Rauner vetoed similar legislation last year but had a change of heart after it passed both house of the legislature this year with veto-proof majorities; he is the first Republican governor to sign AVR into law.
“Automatic voter registration will bring hundreds of thousands of additional Illinoisans into the democratic process and the legislature is to be commended for marshaling the support to overcome Gov. Rauner’s veto last year,” said Karen Hobert Flynn, president of Common Cause.
“Common Cause members and staff continue to throw their weight behind AVR bills across the country with increasing success – even in an era where voter suppression measures are on the rise,” Hobert Flynn added.
Election analysts say automatic registration could add up to 1 million people to the voter rolls in Illinois. In Oregon, the first state to adopt automatic registration, the reform almost immediately generated a six percentage point increase in registrations among residents aged 18-29 and a 26 point increase among Oregonians of color.
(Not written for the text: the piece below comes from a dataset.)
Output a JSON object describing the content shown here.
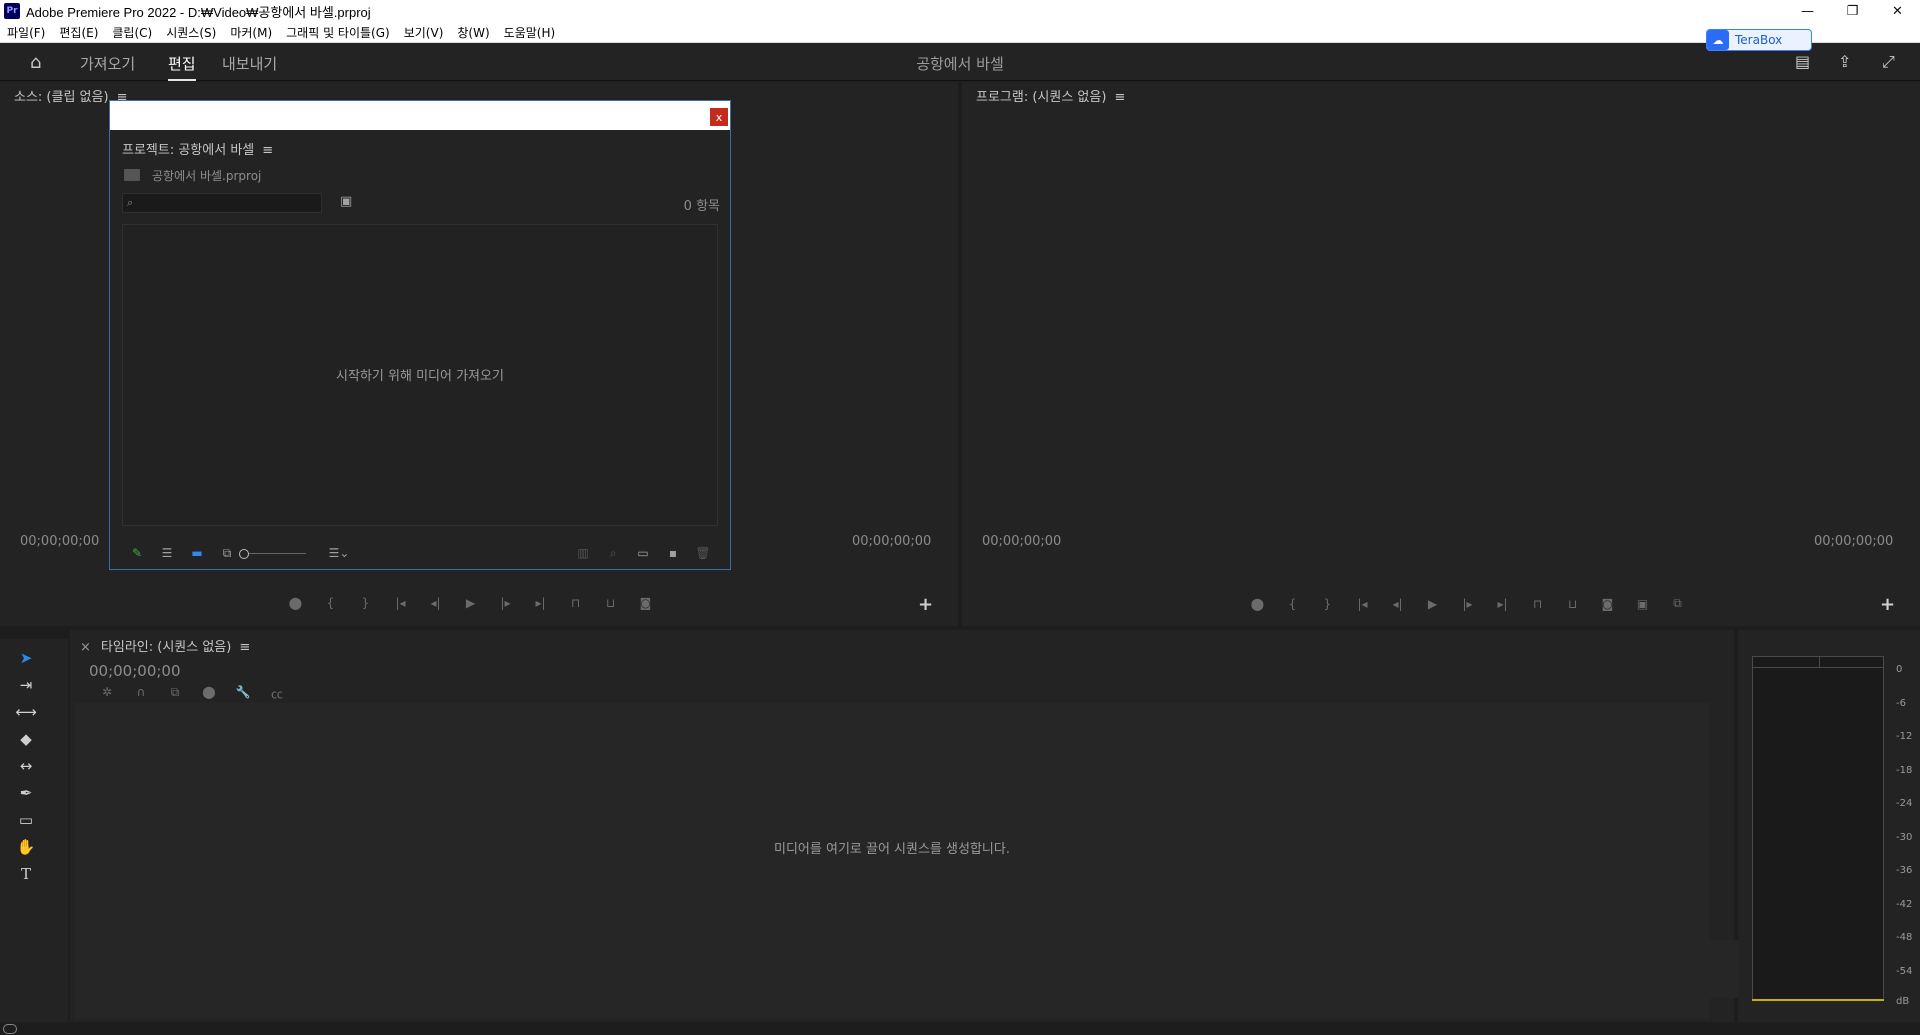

The growing popularity of automatic registration is a welcome counter to the efforts of Republican governors and legislators in dozens of states to make registration and voting more difficult.
Despite a lack of evidence that voter fraud is a significant problem in U.S. elections, GOP leaders have stoked public fears of fraud to justify the passage of bills imposing voter identification requirements, shortening voting and registration hours, limiting early voting, and reducing the number of polling places.
Courts in multiple states have blocked some of those moves, concluding they were made to reduce turnout among predominately Democratic voters, including African-Americans, Hispanics, college students, and people with disabilities.
But other obstacles to voting have gone forward, and President Trump has created an “election integrity” commission that appears bent on finding ways to keep more people away from the polls. The president argues that up to 5 million people voted illegally last year, depriving him to a popular vote majority as he won the White House by carrying states with more than 300 electoral votes.
Trump has provided no evidence to support the fraud claims and election officials from both parties agree no evidence exists.